The scale of big data can make it an interesting partner for the cloud at first glance. With that scale comes a high complexity in managing it, and, as such, big data analytics is usually kept on local clusters of servers. The advantage of the cloud, meanwhile, is about optimizing available resources as efficiently as possible. Still, if implemented correctly, there is no reason you shouldn’t be able to combine the benefits of big data with the benefits of the cloud.

Harnessing the power of big data in the cloud through business analytics doesn’t need to be tricky, but there are some specific strategies for making sure your enterprise is set up for optimal efficiency (and maximum ease-of-use). There are requirements for both big data and the cloud, that, when added together, can put an enterprise ahead of the curve in how it accesses, analyzes and improves its business operations, based on big data.

First, let’s focus on the three things your big data business analytics tool must have:

  1. The ability to connect: Use a business analytics tool that can connect – natively – to all of the leading big data sources, such as Hadoop and NoSQL stores.
  2. The ability to manage: Make sure that tool can effectively manage and orchestrate big data tasks as well as traditional IT tasks.
  3. The ability to integrate: Rarely does data for analytics come from a single source. A business analytics tool is only as good as its data integration capabilities; data will need to be efficiently integrated between traditional relational databases and non-traditional big data stores, such as Hadoop and NoSQL databases.

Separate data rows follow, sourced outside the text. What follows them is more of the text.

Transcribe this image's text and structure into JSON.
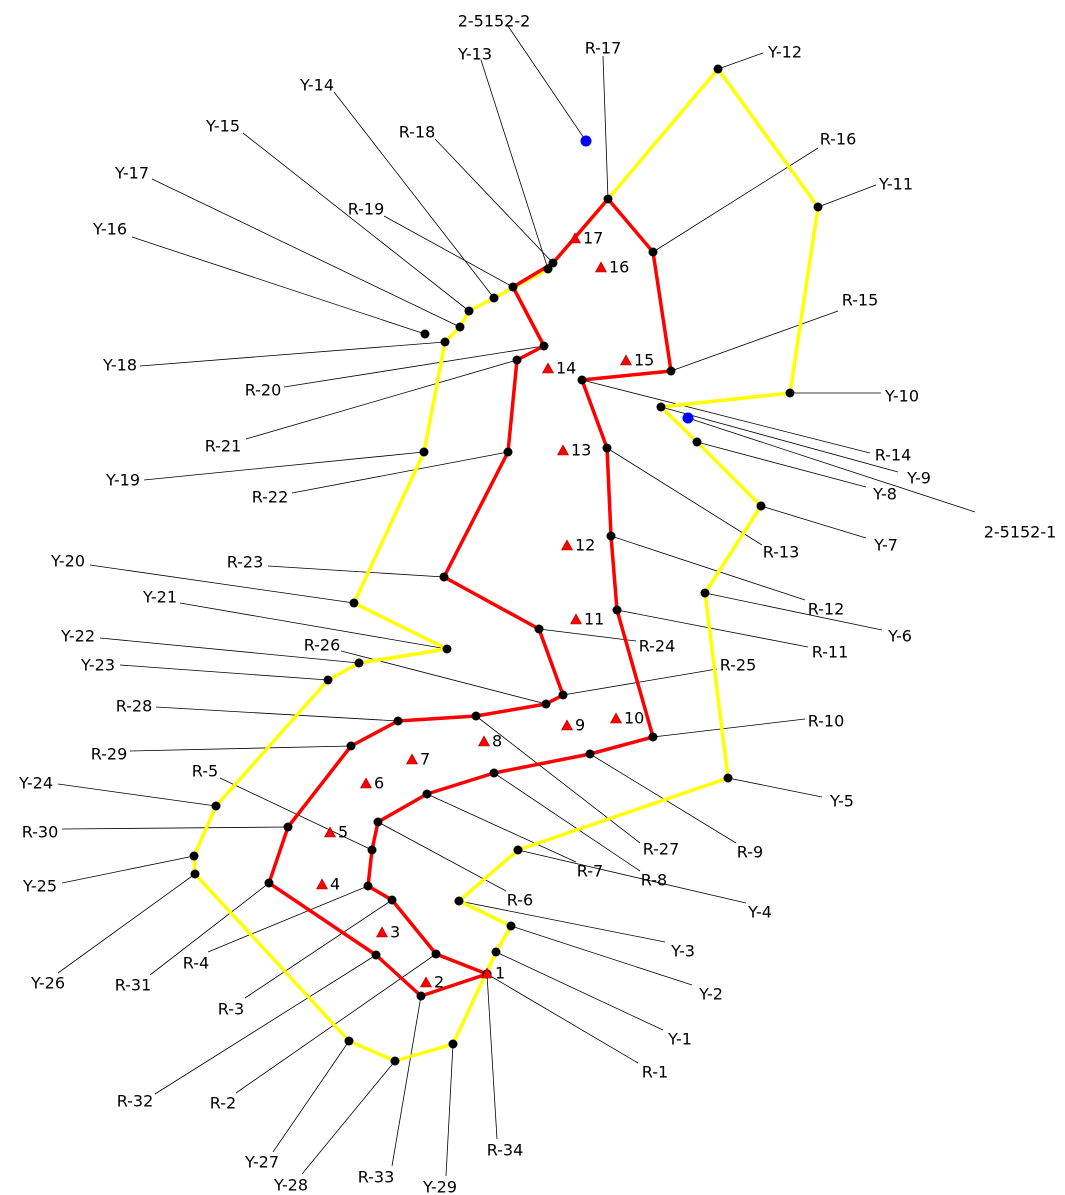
{
  "colors": {
    "yellow_line": "#ffff00",
    "red_line": "#ff0000",
    "station_marker": "#000000",
    "control_point": "#0000ff",
    "triangle_marker": "#ff0000",
    "leader_line": "#000000"
  },
  "control_points": [
    {
      "id": "cp-2-5152-2",
      "label": "2-5152-2"
    },
    {
      "id": "cp-2-5152-1",
      "label": "2-5152-1"
    }
  ],
  "red_points": [
    {
      "id": "R-1",
      "label": "R-1"
    },
    {
      "id": "R-2",
      "label": "R-2"
    },
    {
      "id": "R-3",
      "label": "R-3"
    },
    {
      "id": "R-4",
      "label": "R-4"
    },
    {
      "id": "R-5",
      "label": "R-5"
    },
    {
      "id": "R-6",
      "label": "R-6"
    },
    {
      "id": "R-7",
      "label": "R-7"
    },
    {
      "id": "R-8",
      "label": "R-8"
    },
    {
      "id": "R-9",
      "label": "R-9"
    },
    {
      "id": "R-10",
      "label": "R-10"
    },
    {
      "id": "R-11",
      "label": "R-11"
    },
    {
      "id": "R-12",
      "label": "R-12"
    },
    {
      "id": "R-13",
      "label": "R-13"
    },
    {
      "id": "R-14",
      "label": "R-14"
    },
    {
      "id": "R-15",
      "label": "R-15"
    },
    {
      "id": "R-16",
      "label": "R-16"
    },
    {
      "id": "R-17",
      "label": "R-17"
    },
    {
      "id": "R-18",
      "label": "R-18"
    },
    {
      "id": "R-19",
      "label": "R-19"
    },
    {
      "id": "R-20",
      "label": "R-20"
    },
    {
      "id": "R-21",
      "label": "R-21"
    },
    {
      "id": "R-22",
      "label": "R-22"
    },
    {
      "id": "R-23",
      "label": "R-23"
    },
    {
      "id": "R-24",
      "label": "R-24"
    },
    {
      "id": "R-25",
      "label": "R-25"
    },
    {
      "id": "R-26",
      "label": "R-26"
    },
    {
      "id": "R-27",
      "label": "R-27"
    },
    {
      "id": "R-28",
      "label": "R-28"
    },
    {
      "id": "R-29",
      "label": "R-29"
    },
    {
      "id": "R-30",
      "label": "R-30"
    },
    {
      "id": "R-31",
      "label": "R-31"
    },
    {
      "id": "R-32",
      "label": "R-32"
    },
    {
      "id": "R-33",
      "label": "R-33"
    },
    {
      "id": "R-34",
      "label": "R-34"
    }
  ],
  "yellow_points": [
    {
      "id": "Y-1",
      "label": "Y-1"
    },
    {
      "id": "Y-2",
      "label": "Y-2"
    },
    {
      "id": "Y-3",
      "label": "Y-3"
    },
    {
      "id": "Y-4",
      "label": "Y-4"
    },
    {
      "id": "Y-5",
      "label": "Y-5"
    },
    {
      "id": "Y-6",
      "label": "Y-6"
    },
    {
      "id": "Y-7",
      "label": "Y-7"
    },
    {
      "id": "Y-8",
      "label": "Y-8"
    },
    {
      "id": "Y-9",
      "label": "Y-9"
    },
    {
      "id": "Y-10",
      "label": "Y-10"
    },
    {
      "id": "Y-11",
      "label": "Y-11"
    },
    {
      "id": "Y-12",
      "label": "Y-12"
    },
    {
      "id": "Y-13",
      "label": "Y-13"
    },
    {
      "id": "Y-14",
      "label": "Y-14"
    },
    {
      "id": "Y-15",
      "label": "Y-15"
    },
    {
      "id": "Y-16",
      "label": "Y-16"
    },
    {
      "id": "Y-17",
      "label": "Y-17"
    },
    {
      "id": "Y-18",
      "label": "Y-18"
    },
    {
      "id": "Y-19",
      "label": "Y-19"
    },
    {
      "id": "Y-20",
      "label": "Y-20"
    },
    {
      "id": "Y-21",
      "label": "Y-21"
    },
    {
      "id": "Y-22",
      "label": "Y-22"
    },
    {
      "id": "Y-23",
      "label": "Y-23"
    },
    {
      "id": "Y-24",
      "label": "Y-24"
    },
    {
      "id": "Y-25",
      "label": "Y-25"
    },
    {
      "id": "Y-26",
      "label": "Y-26"
    },
    {
      "id": "Y-27",
      "label": "Y-27"
    },
    {
      "id": "Y-28",
      "label": "Y-28"
    },
    {
      "id": "Y-29",
      "label": "Y-29"
    }
  ],
  "triangle_markers": [
    {
      "id": "t1",
      "label": "1"
    },
    {
      "id": "t2",
      "label": "2"
    },
    {
      "id": "t3",
      "label": "3"
    },
    {
      "id": "t4",
      "label": "4"
    },
    {
      "id": "t5",
      "label": "5"
    },
    {
      "id": "t6",
      "label": "6"
    },
    {
      "id": "t7",
      "label": "7"
    },
    {
      "id": "t8",
      "label": "8"
    },
    {
      "id": "t9",
      "label": "9"
    },
    {
      "id": "t10",
      "label": "10"
    },
    {
      "id": "t11",
      "label": "11"
    },
    {
      "id": "t12",
      "label": "12"
    },
    {
      "id": "t13",
      "label": "13"
    },
    {
      "id": "t14",
      "label": "14"
    },
    {
      "id": "t15",
      "label": "15"
    },
    {
      "id": "t16",
      "label": "16"
    },
    {
      "id": "t17",
      "label": "17"
    }
  ]
}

Your cloud requirements for big data business analytics are just as important. The main benefits of the cloud are elasticity, the ability to pay-as-you-go and not needing to manage the hardware on-premise. For example, a media company during normal times is able to meet its data processing needs using its own on-premise private cluster of 50 servers. However, around the time of major events such as the Super Bowl or FIFA World Cup, the volume of advertising impressions data needing to be processed may increase by 8-10x, so they can spill-up by temporarily adding another 200 servers in a public cloud, such as Amazon Web Services. Here are three things your big data analytics tool should be and have to run successfully in the cloud:

  1. Cloud provider agnostic: Look for an analytic tool that can be run on any cloud service, public or private.
  2. Elastic: Make sure it is quick and easy to add computing resources at times of peak load, and reduce costs by reducing resources during normal times.
  3. Data communications bandwidth: Make sure you have the data communications pipes in place to efficiently move that raw big data up into the cloud. Chances are your big data sources – for example, web logs – are already in the cloud, in which case this might be as simple as copying the big data files from one cloud provider service to another.

In conclusion, the union of big data and the cloud is a strong one, if done effectively and efficiently. Big data provides the storage and data processing muscle to manage and analyze vast lakes of data, while the cloud provides pay-as-you-go and elastic computing resources ‘in the sky’ that can grow and shrink as your big data analytics needs change from week to week. Truly a blissful union.